Newman Huo
YING TIANQI, an internationally acclaimed printmaker and professor at Shenzhen University, is showing his recent works at a one-man retrospective art exhibition at the Shenzhen Art Museum (SAM) through Feb. 20.
Titled “Ying Tianqi’s 10 Year Art in Shenzhen,” the exhibition includes all major works the artist has created since he moved from Anhui Province to Shenzhen in 1998. The exhibition highlight is a series of oil paintings, titled “Remains of Centuries,” which Ying has created since 2006.

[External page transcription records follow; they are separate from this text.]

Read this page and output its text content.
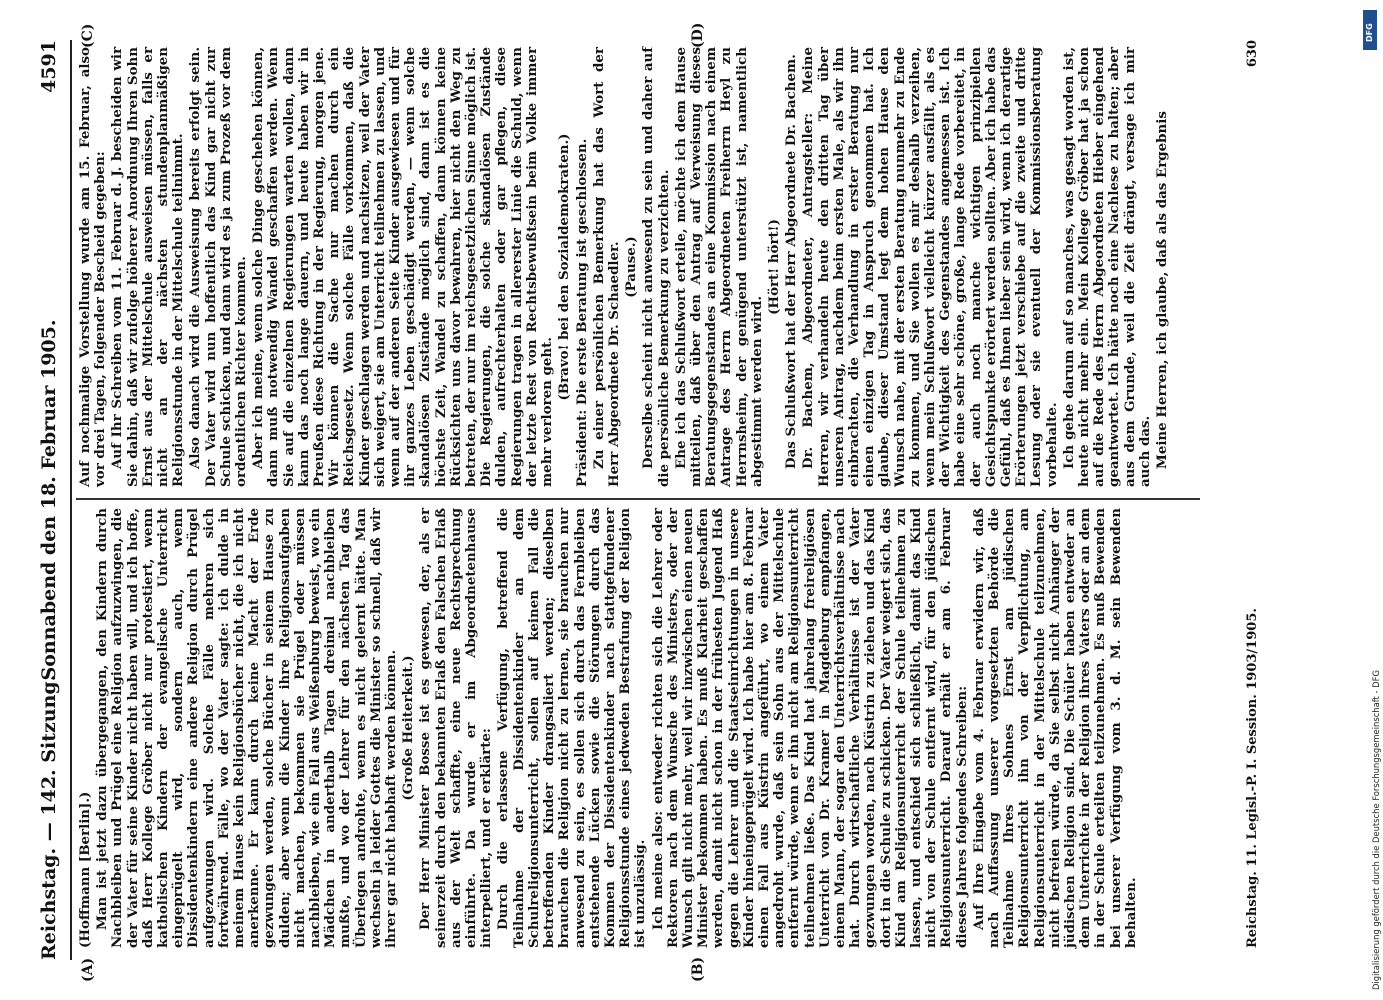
Reichstag. — 142. Sitzung.
Sonnabend den 18. Februar 1905.
4591
(A)	(B)
(C)	(D)

(Hoffmann [Berlin].) Man ist jetzt dazu übergegangen, den Kindern durch Nachbleiben und Prügel eine Religion aufzuzwingen, die der Vater für seine Kinder nicht haben will, und ich hoffe, daß Herr Kollege Gröber nicht nur protestiert, wenn katholischen Kindern der evangelische Unterricht eingeprügelt wird, sondern auch, wenn Dissidentenkindern eine andere Religion durch Prügel aufgezwungen wird. Solche Fälle mehren sich fortwährend. Fälle, wo der Vater sagte: ich dulde in meinem Hause kein Religionsbücher nicht, die ich nicht anerkenne. Er kann durch keine Macht der Erde gezwungen werden, solche Bücher in seinem Hause zu dulden; aber wenn die Kinder ihre Religionsaufgaben nicht machen, bekommen sie Prügel oder müssen nachbleiben, wie ein Fall aus Weißenburg beweist, wo ein Mädchen in anderthalb Tagen dreimal nachbleiben mußte, und wo der Lehrer für den nächsten Tag das Überlegen androhte, wenn es nicht gelernt hätte. Man wechseln ja leider Gottes die Minister so schnell, daß wir ihrer gar nicht habhaft werden können. (Große Heiterkeit.) Der Herr Minister Bosse ist es gewesen, der, als er seinerzeit durch den bekannten Erlaß den Falschen Erlaß aus der Welt schaffte, eine neue Rechtsprechung einführte. Da wurde er im Abgeordnetenhause interpelliert, und er erklärte: Durch die erlassene Verfügung, betreffend die Teilnahme der Dissidentenkinder an dem Schulreligionsunterricht, sollen auf keinen Fall die betreffenden Kinder drangsaliert werden; dieselben brauchen die Religion nicht zu lernen, sie brauchen nur anwesend zu sein, es sollen sich durch das Fernbleiben entstehende Lücken sowie die Störungen durch das Kommen der Dissidentenkinder nach stattgefundener Religionsstunde eines jedweden Bestrafung der Religion ist unzulässig. Ich meine also: entweder richten sich die Lehrer oder Rektoren nach dem Wunsche des Ministers, oder der Wunsch gilt nicht mehr, weil wir inzwischen einen neuen Minister bekommen haben. Es muß Klarheit geschaffen werden, damit nicht schon in der frühesten Jugend Haß gegen die Lehrer und die Staatseinrichtungen in unsere Kinder hineingeprügelt wird. Ich habe hier am 8. Februar einen Fall aus Küstrin angeführt, wo einem Vater angedroht wurde, daß sein Sohn aus der Mittelschule entfernt würde, wenn er ihn nicht am Religionsunterricht teilnehmen ließe. Das Kind hat jahrelang freireligiösen Unterricht von Dr. Kramer in Magdeburg empfangen, einem Mann, der sogar den Unterrichtsverhältnisse nach hat. Durch wirtschaftliche Verhältnisse ist der Vater gezwungen worden, nach Küstrin zu ziehen und das Kind dort in die Schule zu schicken. Der Vater weigert sich, das Kind am Religionsunterricht der Schule teilnehmen zu lassen, und entschied sich schließlich, damit das Kind nicht von der Schule entfernt wird, für den jüdischen Religionsunterricht. Darauf erhält er am 6. Februar dieses Jahres folgendes Schreiben: Auf Ihre Eingabe vom 4. Februar erwidern wir, daß nach Auffassung unserer vorgesetzten Behörde die Teilnahme Ihres Sohnes Ernst am jüdischen Religionsunterricht ihn von der Verpflichtung, am Religionsunterricht in der Mittelschule teilzunehmen, nicht befreien würde, da Sie selbst nicht Anhänger der jüdischen Religion sind. Die Schüler haben entweder an dem Unterrichte in der Religion ihres Vaters oder an dem in der Schule erteilten teilzunehmen. Es muß Bewenden bei unserer Verfügung vom 3. d. M. sein Bewenden behalten.

Auf nochmalige Vorstellung wurde am 15. Februar, also vor drei Tagen, folgender Bescheid gegeben: Auf Ihr Schreiben vom 11. Februar d. J. bescheiden wir Sie dahin, daß wir zufolge höherer Anordnung Ihren Sohn Ernst aus der Mittelschule ausweisen müssen, falls er nicht an der nächsten stundenplanmäßigen Religionsstunde in der Mittelschule teilnimmt. Also danach wird die Ausweisung bereits erfolgt sein. Der Vater wird nun hoffentlich das Kind gar nicht zur Schule schicken, und dann wird es ja zum Prozeß vor dem ordentlichen Richter kommen. Aber ich meine, wenn solche Dinge geschehen können, dann muß notwendig Wandel geschaffen werden. Wenn Sie auf die einzelnen Regierungen warten wollen, dann kann das noch lange dauern, und heute haben wir in Preußen diese Richtung in der Regierung, morgen jene. Wir können die Sache nur machen durch ein Reichsgesetz. Wenn solche Fälle vorkommen, daß die Kinder geschlagen werden und nachsitzen, weil der Vater sich weigert, sie am Unterricht teilnehmen zu lassen, und wenn auf der anderen Seite Kinder ausgewiesen und für ihr ganzes Leben geschädigt werden, — wenn solche skandalösen Zustände möglich sind, dann ist es die höchste Zeit, Wandel zu schaffen, dann können keine Rücksichten uns davor bewahren, hier nicht den Weg zu betreten, der nur im reichsgesetzlichen Sinne möglich ist. Die Regierungen, die solche skandalösen Zustände dulden, aufrechterhalten oder gar pflegen, diese Regierungen tragen in allererster Linie die Schuld, wenn der letzte Rest von Rechtsbewußtsein beim Volke immer mehr verloren geht.

(Bravo! bei den Sozialdemokraten.) Präsident: Die erste Beratung ist geschlossen. Zu einer persönlichen Bemerkung hat das Wort der Herr Abgeordnete Dr. Schaedler. (Pause.) Derselbe scheint nicht anwesend zu sein und daher auf die persönliche Bemerkung zu verzichten. Ehe ich das Schlußwort erteile, möchte ich dem Hause mitteilen, daß über den Antrag auf Verweisung dieses Beratungsgegenstandes an eine Kommission nach einem Antrage des Herrn Abgeordneten Freiherrn Heyl zu Herrnsheim, der genügend unterstützt ist, namentlich abgestimmt werden wird.

(Hört! hört!) Das Schlußwort hat der Herr Abgeordnete Dr. Bachem. Dr. Bachem, Abgeordneter, Antragsteller: Meine Herren, wir verhandeln heute den dritten Tag über unseren Antrag, nachdem beim ersten Male, als wir ihn einbrachten, die Verhandlung in erster Beratung nur einen einzigen Tag in Anspruch genommen hat. Ich glaube, dieser Umstand legt dem hohen Hause den Wunsch nahe, mit der ersten Beratung nunmehr zu Ende zu kommen, und Sie wollen es mir deshalb verzeihen, wenn mein Schlußwort vielleicht kürzer ausfällt, als es der Wichtigkeit des Gegenstandes angemessen ist. Ich habe eine sehr schöne, große, lange Rede vorbereitet, in der auch noch manche wichtigen prinzipiellen Gesichtspunkte erörtert werden sollten. Aber ich habe das Gefühl, daß es Ihnen lieber sein wird, wenn ich derartige Erörterungen jetzt verschiebe auf die zweite und dritte Lesung oder sie eventuell der Kommissionsberatung vorbehalte. Ich gehe darum auf so manches, was gesagt worden ist, heute nicht mehr ein. Mein Kollege Gröber hat ja schon auf die Rede des Herrn Abgeordneten Hieber eingehend geantwortet. Ich hätte noch eine Nachlese zu halten; aber aus dem Grunde, weil die Zeit drängt, versage ich mir auch das. Meine Herren, ich glaube, daß als das Ergebnis

Reichstag. 11. Legisl.-P. I. Session. 1903/1905.
630
DFG
Digitalisierung gefördert durch die Deutsche Forschungsgemeinschaft - DFG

In addition to his recent oil paintings, visitors can watch a documentary film Ying shot in 2008 and 2009 recording the demolition and removal of ancient city quarters in Wuhu.

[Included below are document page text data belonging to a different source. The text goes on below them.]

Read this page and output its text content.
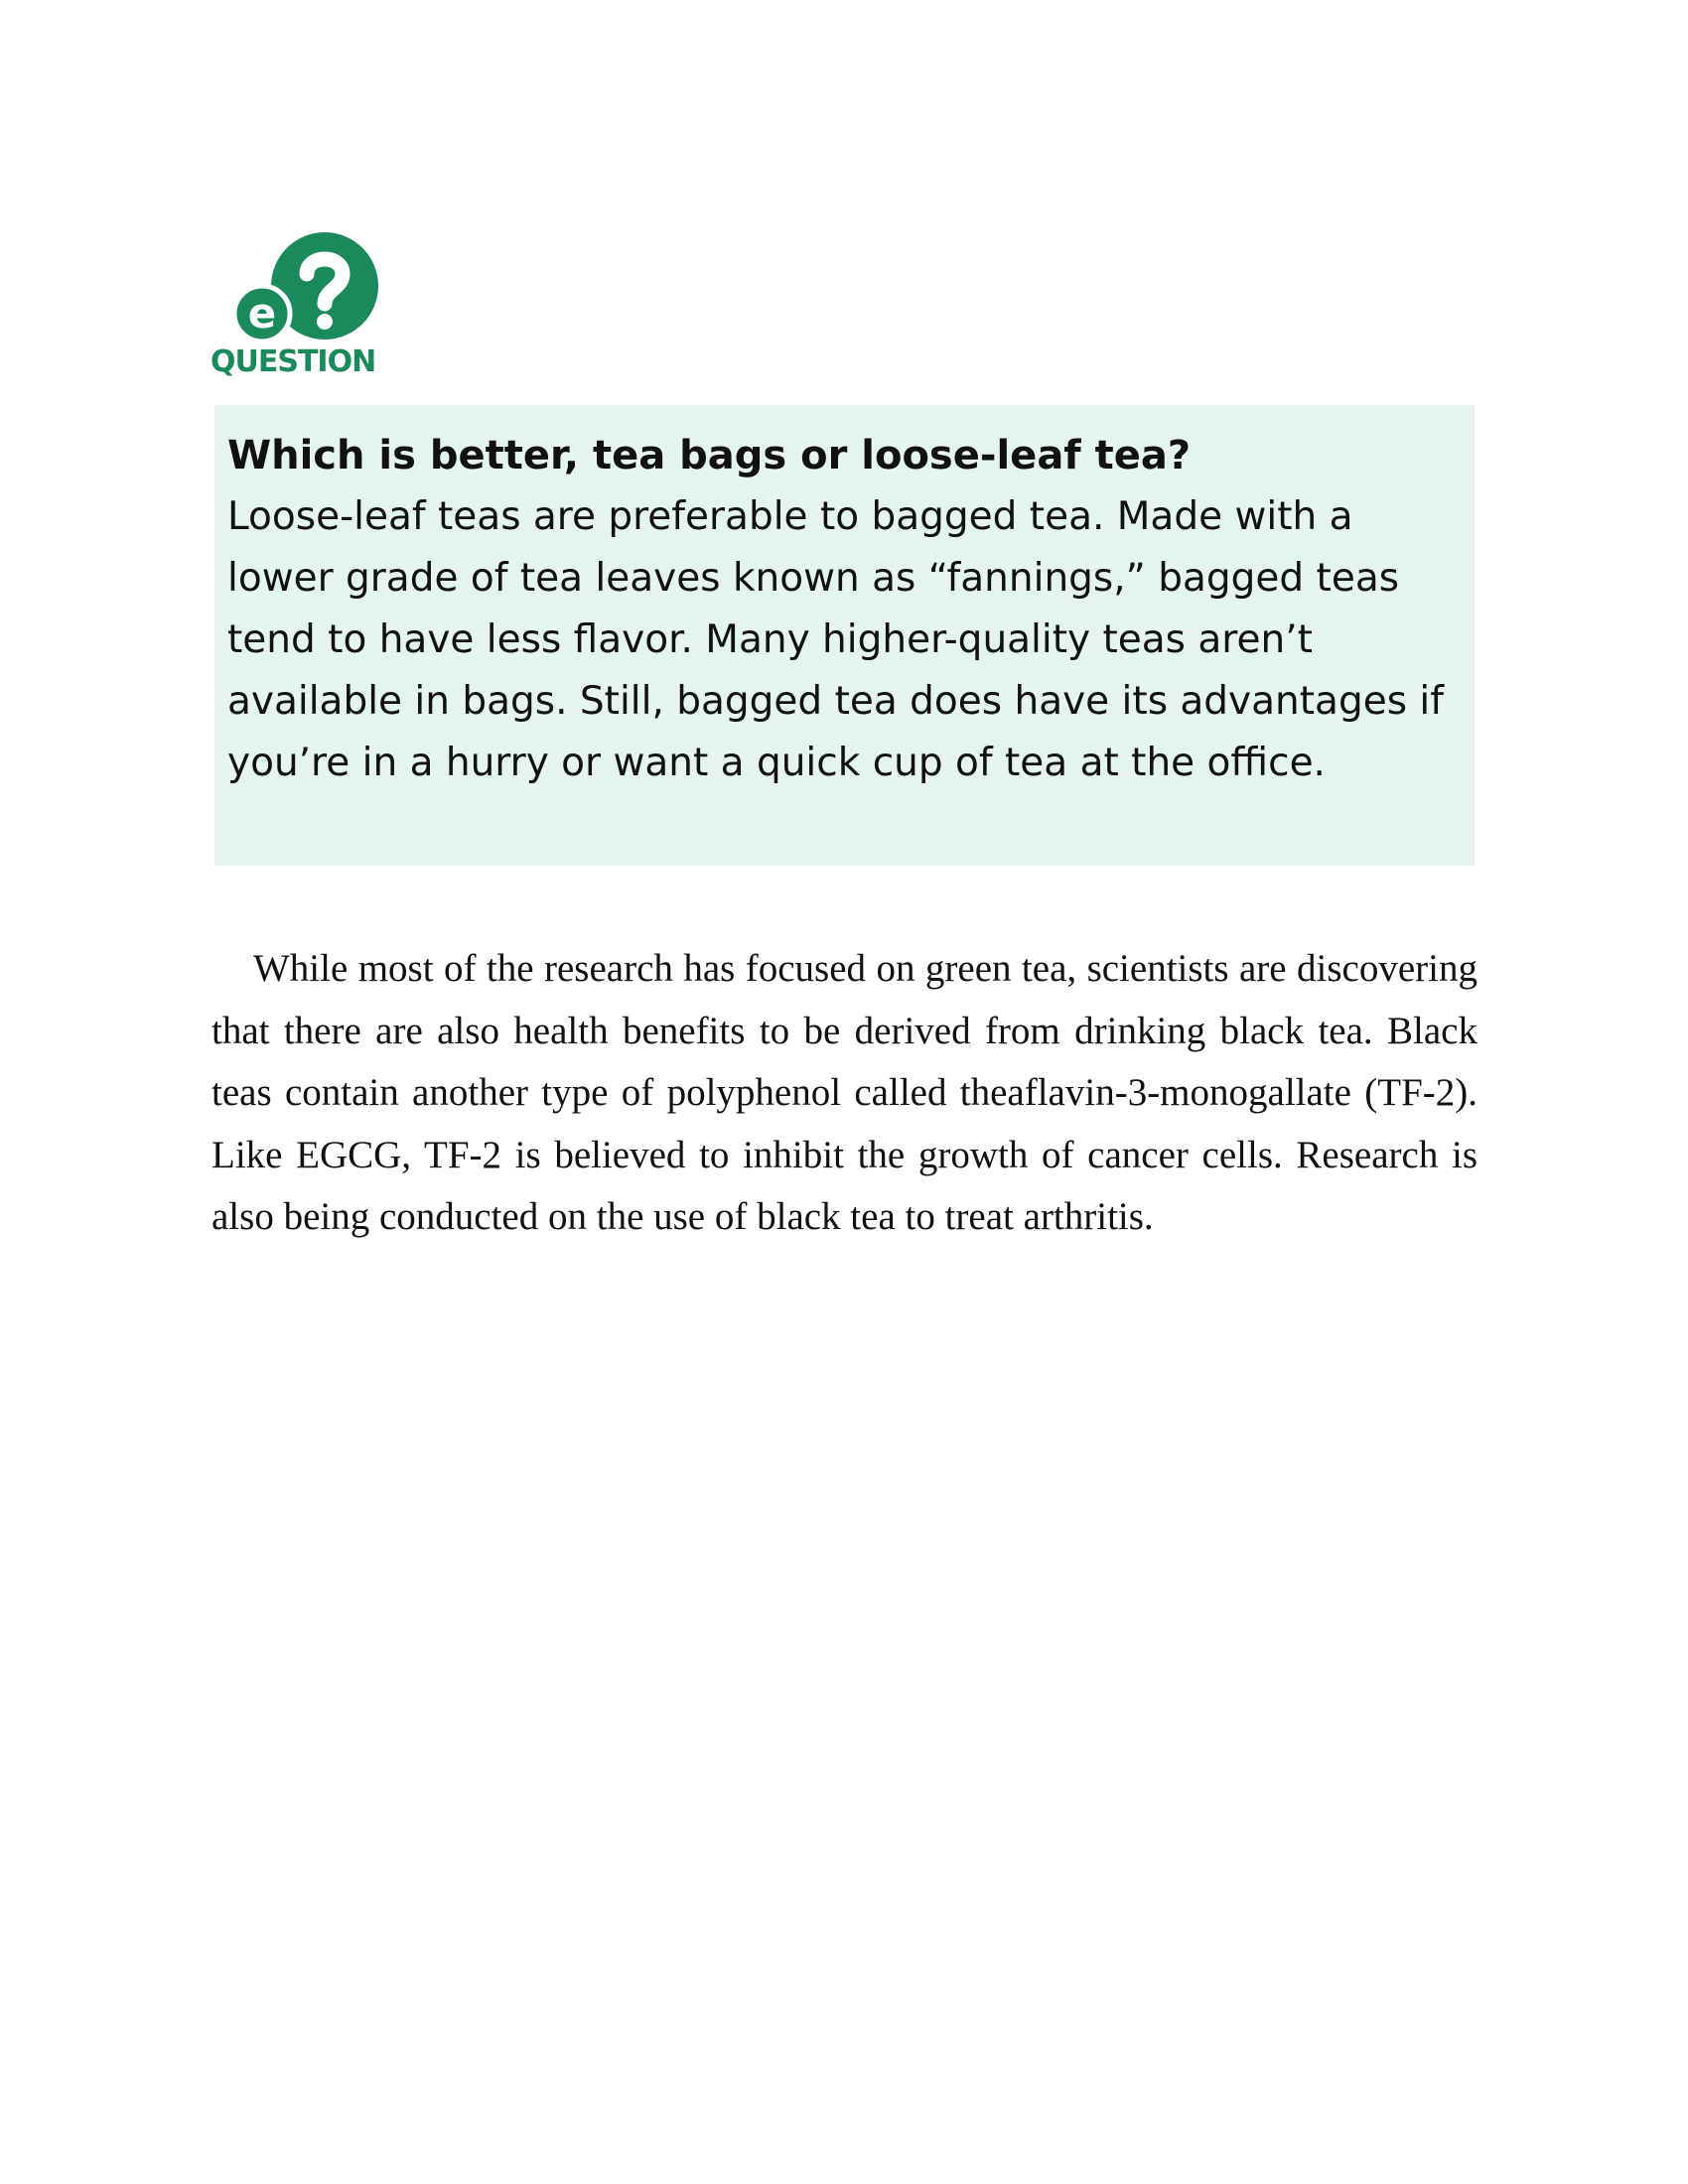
e
QUESTION

Which is better, tea bags or loose-leaf tea?

Loose-leaf teas are preferable to bagged tea. Made with a lower grade of tea leaves known as “fannings,” bagged teas tend to have less flavor. Many higher-quality teas aren’t available in bags. Still, bagged tea does have its advantages if you’re in a hurry or want a quick cup of tea at the office.

While most of the research has focused on green tea, scientists are discovering that there are also health benefits to be derived from drinking black tea. Black teas contain another type of polyphenol called theaflavin-3-monogallate (TF-2). Like EGCG, TF-2 is believed to inhibit the growth of cancer cells. Research is also being conducted on the use of black tea to treat arthritis.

According to SAM curator, Song Yuming, the exhibition is the first for Ying since he settled in Shenzhen more than 10 years ago.
Born in Wuhu, Anhui Province, in 1949, the same year of the founding of the People’s Republic of China, Ying has been regarded as one of the most influential artists of New China.

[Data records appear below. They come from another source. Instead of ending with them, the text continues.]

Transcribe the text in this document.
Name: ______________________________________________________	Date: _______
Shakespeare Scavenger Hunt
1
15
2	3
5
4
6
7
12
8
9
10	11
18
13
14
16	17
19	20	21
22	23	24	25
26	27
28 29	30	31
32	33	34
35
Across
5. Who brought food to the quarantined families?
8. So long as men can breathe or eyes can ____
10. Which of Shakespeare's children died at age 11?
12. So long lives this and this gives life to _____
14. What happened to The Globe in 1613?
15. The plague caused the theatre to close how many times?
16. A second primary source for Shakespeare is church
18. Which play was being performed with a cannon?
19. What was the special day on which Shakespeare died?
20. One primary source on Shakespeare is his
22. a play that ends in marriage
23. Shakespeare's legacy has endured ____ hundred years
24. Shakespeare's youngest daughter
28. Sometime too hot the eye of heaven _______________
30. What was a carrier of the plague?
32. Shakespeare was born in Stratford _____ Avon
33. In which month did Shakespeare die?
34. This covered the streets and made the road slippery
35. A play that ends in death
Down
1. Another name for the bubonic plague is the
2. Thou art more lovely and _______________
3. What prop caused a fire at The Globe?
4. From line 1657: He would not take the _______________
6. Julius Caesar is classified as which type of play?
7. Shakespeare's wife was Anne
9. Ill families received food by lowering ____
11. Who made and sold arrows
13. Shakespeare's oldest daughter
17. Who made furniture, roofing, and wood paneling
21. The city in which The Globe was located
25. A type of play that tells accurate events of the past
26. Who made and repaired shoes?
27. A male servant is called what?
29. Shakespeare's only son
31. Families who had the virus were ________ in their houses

Graduating from the Wuhu No. 8 Middle School in 1964, Ying began learning drawing and painting in 1967.
In 1979, following a visit to Taihu Lake in Jiangsu Province, Ying created his watercolor “Fishing Tidings.” The work was awarded first prize at the Fine Arts Exhibition of Youth in Anhui Province, and was shown at the Second National Fine Arts Exhibition of Youth in Beijing and at Kanagawa Prefectural Museum of Modern Art in Japan.